Nonostante l’antipolitica dominante e il vento anticasta che soffia sempre più forte sul nostro Paese gli italiani hanno ancora fiducia nei partiti politici. E’ quanto emerge dall’ultima ricerca sulle opinioni della popolazione (Community Media Research in collaborazione con Intesa Sanpaolo, per La Stampa).

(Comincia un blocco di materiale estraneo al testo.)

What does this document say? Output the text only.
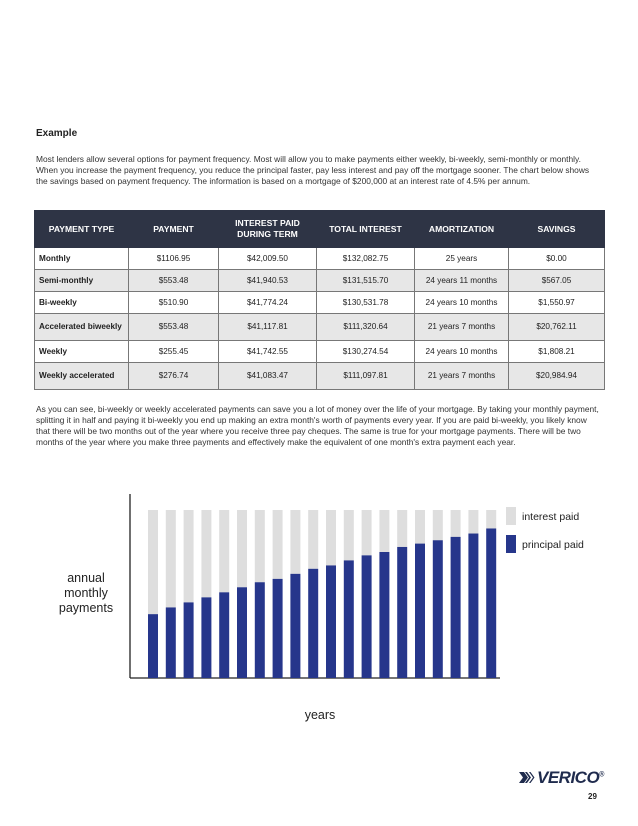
Example

Most lenders allow several options for payment frequency. Most will allow you to make payments either weekly, bi-weekly, semi-monthly or monthly. When you increase the payment frequency, you reduce the principal faster, pay less interest and pay off the mortgage sooner. The chart below shows the savings based on payment frequency. The information is based on a mortgage of $200,000 at an interest rate of 4.5% per annum.

PAYMENT TYPE	PAYMENT	INTEREST PAID DURING TERM	TOTAL INTEREST	AMORTIZATION	SAVINGS
Monthly	$1106.95	$42,009.50	$132,082.75	25 years	$0.00
Semi-monthly	$553.48	$41,940.53	$131,515.70	24 years 11 months	$567.05
Bi-weekly	$510.90	$41,774.24	$130,531.78	24 years 10 months	$1,550.97
Accelerated biweekly	$553.48	$41,117.81	$111,320.64	21 years 7 months	$20,762.11
Weekly	$255.45	$41,742.55	$130,274.54	24 years 10 months	$1,808.21
Weekly accelerated	$276.74	$41,083.47	$111,097.81	21 years 7 months	$20,984.94

As you can see, bi-weekly or weekly accelerated payments can save you a lot of money over the life of your mortgage. By taking your monthly payment, splitting it in half and paying it bi-weekly you end up making an extra month's worth of payments every year. If you are paid bi-weekly, you likely know that there will be two months out of the year where you receive three pay cheques. The same is true for your mortgage payments. There will be two months of the year where you make three payments and effectively make the equivalent of one month's extra payment each year.

annual
monthly
payments
years
interest paid
principal paid
VERICO®
29
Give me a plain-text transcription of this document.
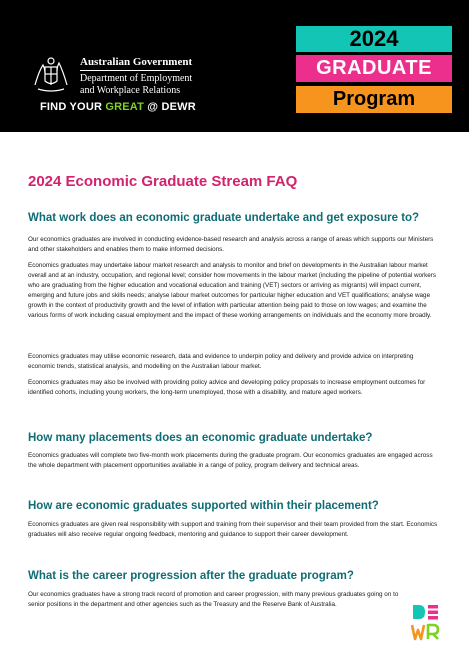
Australian Government
Department of Employment
and Workplace Relations
FIND YOUR GREAT @ DEWR
2024
GRADUATE
Program
2024 Economic Graduate Stream FAQ
What work does an economic graduate undertake and get exposure to?

Our economics graduates are involved in conducting evidence-based research and analysis across a range of areas which supports our Ministers and other stakeholders and enables them to make informed decisions.

Economics graduates may undertake labour market research and analysis to monitor and brief on developments in the Australian labour market overall and at an industry, occupation, and regional level; consider how movements in the labour market (including the pipeline of potential workers who are graduating from the higher education and vocational education and training (VET) sectors or arriving as migrants) will impact current, emerging and future jobs and skills needs; analyse labour market outcomes for particular higher education and VET qualifications; analyse wage growth in the context of productivity growth and the level of inflation with particular attention being paid to those on low wages; and examine the various forms of work including casual employment and the impact of these working arrangements on individuals and the economy more broadly.

Economics graduates may utilise economic research, data and evidence to underpin policy and delivery and provide advice on interpreting economic trends, statistical analysis, and modelling on the Australian labour market.

Economics graduates may also be involved with providing policy advice and developing policy proposals to increase employment outcomes for identified cohorts, including young workers, the long-term unemployed, those with a disability, and mature aged workers.

How many placements does an economic graduate undertake?

Economics graduates will complete two five-month work placements during the graduate program. Our economics graduates are engaged across the whole department with placement opportunities available in a range of policy, program delivery and technical areas.

How are economic graduates supported within their placement?

Economics graduates are given real responsibility with support and training from their supervisor and their team provided from the start. Economics graduates will also receive regular ongoing feedback, mentoring and guidance to support their career development.

What is the career progression after the graduate program?

Our economics graduates have a strong track record of promotion and career progression, with many previous graduates going on to senior positions in the department and other agencies such as the Treasury and the Reserve Bank of Australia.
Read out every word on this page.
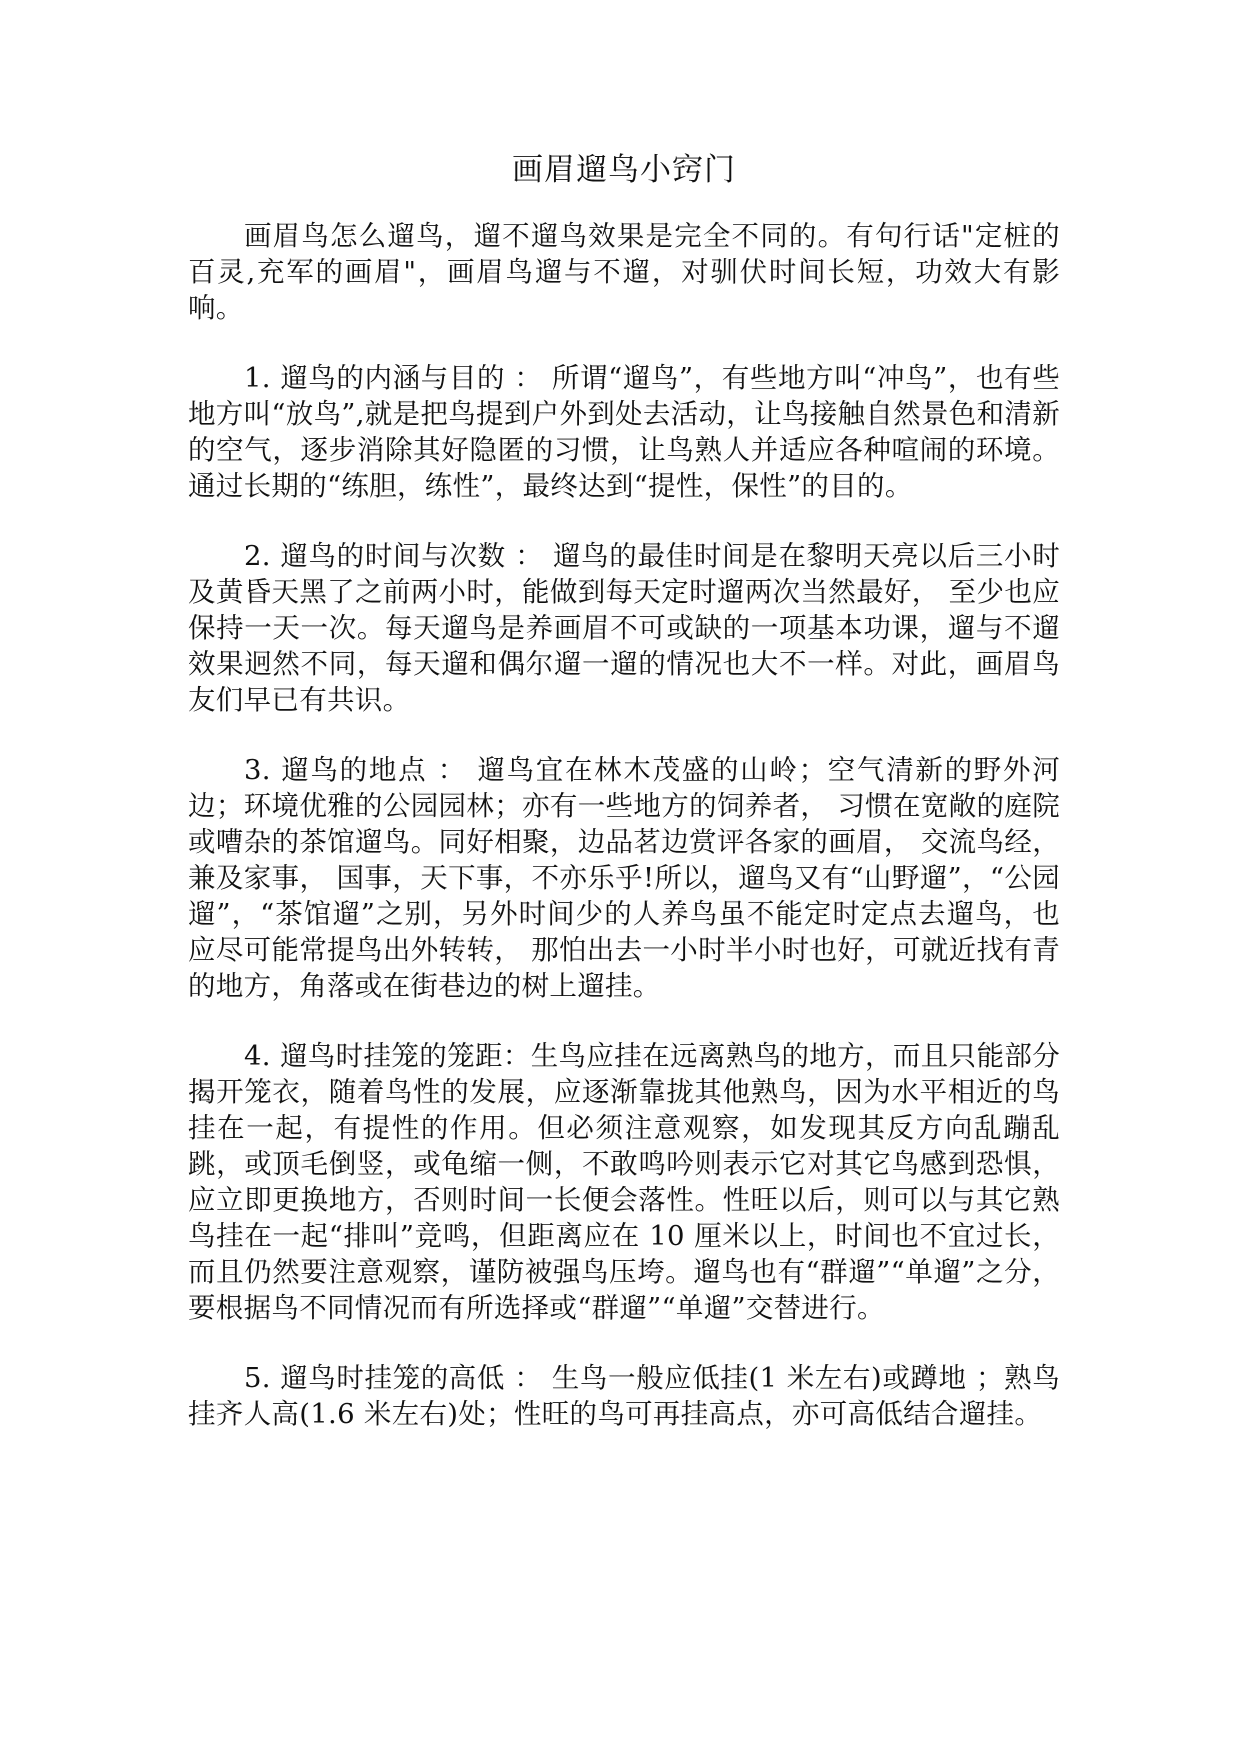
画眉遛鸟小窍门

画眉鸟怎么遛鸟，遛不遛鸟效果是完全不同的。有句行话"定桩的百灵,充军的画眉"，画眉鸟遛与不遛，对驯伏时间长短，功效大有影响。

1. 遛鸟的内涵与目的 ： 所谓“遛鸟”，有些地方叫“冲鸟”，也有些地方叫“放鸟”,就是把鸟提到户外到处去活动，让鸟接触自然景色和清新的空气，逐步消除其好隐匿的习惯，让鸟熟人并适应各种喧闹的环境。通过长期的“练胆，练性”，最终达到“提性，保性”的目的。

2. 遛鸟的时间与次数 ： 遛鸟的最佳时间是在黎明天亮以后三小时及黄昏天黑了之前两小时，能做到每天定时遛两次当然最好， 至少也应保持一天一次。每天遛鸟是养画眉不可或缺的一项基本功课，遛与不遛效果迥然不同，每天遛和偶尔遛一遛的情况也大不一样。对此，画眉鸟友们早已有共识。

3. 遛鸟的地点 ： 遛鸟宜在林木茂盛的山岭；空气清新的野外河边；环境优雅的公园园林；亦有一些地方的饲养者， 习惯在宽敞的庭院或嘈杂的茶馆遛鸟。同好相聚，边品茗边赏评各家的画眉， 交流鸟经，兼及家事， 国事，天下事，不亦乐乎!所以，遛鸟又有“山野遛”，“公园遛”，“茶馆遛”之别，另外时间少的人养鸟虽不能定时定点去遛鸟，也应尽可能常提鸟出外转转， 那怕出去一小时半小时也好，可就近找有青的地方，角落或在街巷边的树上遛挂。

4. 遛鸟时挂笼的笼距：生鸟应挂在远离熟鸟的地方，而且只能部分揭开笼衣，随着鸟性的发展，应逐渐靠拢其他熟鸟，因为水平相近的鸟挂在一起，有提性的作用。但必须注意观察，如发现其反方向乱蹦乱跳，或顶毛倒竖，或龟缩一侧，不敢鸣吟则表示它对其它鸟感到恐惧，应立即更换地方，否则时间一长便会落性。性旺以后，则可以与其它熟鸟挂在一起“排叫”竞鸣，但距离应在 10 厘米以上，时间也不宜过长，而且仍然要注意观察，谨防被强鸟压垮。遛鸟也有“群遛”“单遛”之分， 要根据鸟不同情况而有所选择或“群遛”“单遛”交替进行。

5. 遛鸟时挂笼的高低 ： 生鸟一般应低挂(1 米左右)或蹲地 ；熟鸟挂齐人高(1.6 米左右)处；性旺的鸟可再挂高点，亦可高低结合遛挂。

Stando quanto rilevato nel rapporto “Il primo è che, nonostante tutto, per una larga maggioranza della popolazione i partiti sono ritenuti un elemento essenziale per l’esercizio della democrazia: il 66,8% ritiene che senza di essi la democrazia non possa funzionare”. La sfiducia, però, è forte: “I partiti oggi presenti sul mercato politico non soddisfano le aspettative: poco più della metà è interessato alla politica, ma non gli piacciono i partiti per come sono oggi (54,1%). Nonostante la novità della partecipazione via web, l’uno-vale-uno, i partiti leggeri e di plastica, prevale l’idea che un’organizzazione strutturata del consenso e presente sul territorio sia ancora lo strumento più adeguato a far funzionare una democrazia. È interessante osservare come sostengano con maggiore forza questa tesi soprattutto le giovani generazioni (72,7%) e quanti si collochino nell’area politica del centrosinistra (78,6%), mentre all’opposto chi non si posiziona lungo il tradizionale asse destra-sinistra ritenga che le forme partito non siano poi così necessarie (53,1%). Significa che i cittadini cercano nuovi punti di riferimento che sappiano ripensare la forma partito così come l’abbiamo conosciuta fino ad oggi.
Come insegna il fenomeno Macron in Francia servirebbe qualcosa capace di tagliare radicalmente il cordone ombelicale con le formazioni politiche legate alle grandi famiglie politiche che hanno dominato il secolo scorso. La domanda essenziale è: cosa significa oggi, in un contesto sociale ed economico profondamente mutato, «destra» o «sinistra»? “L’assenza di un ragionamento preliminare, spinge alla costruzione di movimenti e partiti o fusioni e alleanze fragili, di durata incerta. Così, per una parte cospicua degli italiani (59%) le tradizionali categorie destra/centro/sinistra oggi hanno perso significato, non sono più in grado di aiutare l’interpretazione dei fenomeni, e si ritrovano orfani di orizzonti culturali (e politici) di riferimento. Dunque, alla forma partito, va anteposta una riflessione sulle culture politiche, sui valori di riferimento e sulle loro declinazioni: servono narrazioni nuove e coerenti”.
Insomma, va costruito un rapporto nuovo tra elettori e partiti, va rielaborata la “convenienza” a farsi rappresentare da una determinata formazione politica. “ Il confronto con un’analoga rilevazione avvenuta nel 2015 mette in luce come sia complessivamente aumentato l’interesse verso la politica. Quanti dichiarano d’identificarsi con un partito cresce leggermente (25,3%, era il 17,7% nel 2015) e così pure gli interessati (chi si sente semplicemente vicino a un partito: 27,1%, era il 18,0%). Soprattutto aumentano quanti hanno un rapporto negoziale (31,4%, era l’11,6%): valutano di volta in volta sulla base dei programmi e delle persone a chi dare il proprio voto. Ma, in particolare, diminuiscono fortemente i disillusi (16,2%, era il 52,7%), quanti non trovano partiti vicini alle proprie idee o ritengano non servano. Insomma, i distanti dalla politica. Dunque, l’affievolirsi della disillusione verso i partiti, più che favorire i processi di identificazione, alimenta un rapporto negoziale che va al di là degli schieramenti tradizionali e configura un elettore mobile e selettivo. Che utilizza il voto (e anche il non voto) in modo strumentale, meno di appartenenza”.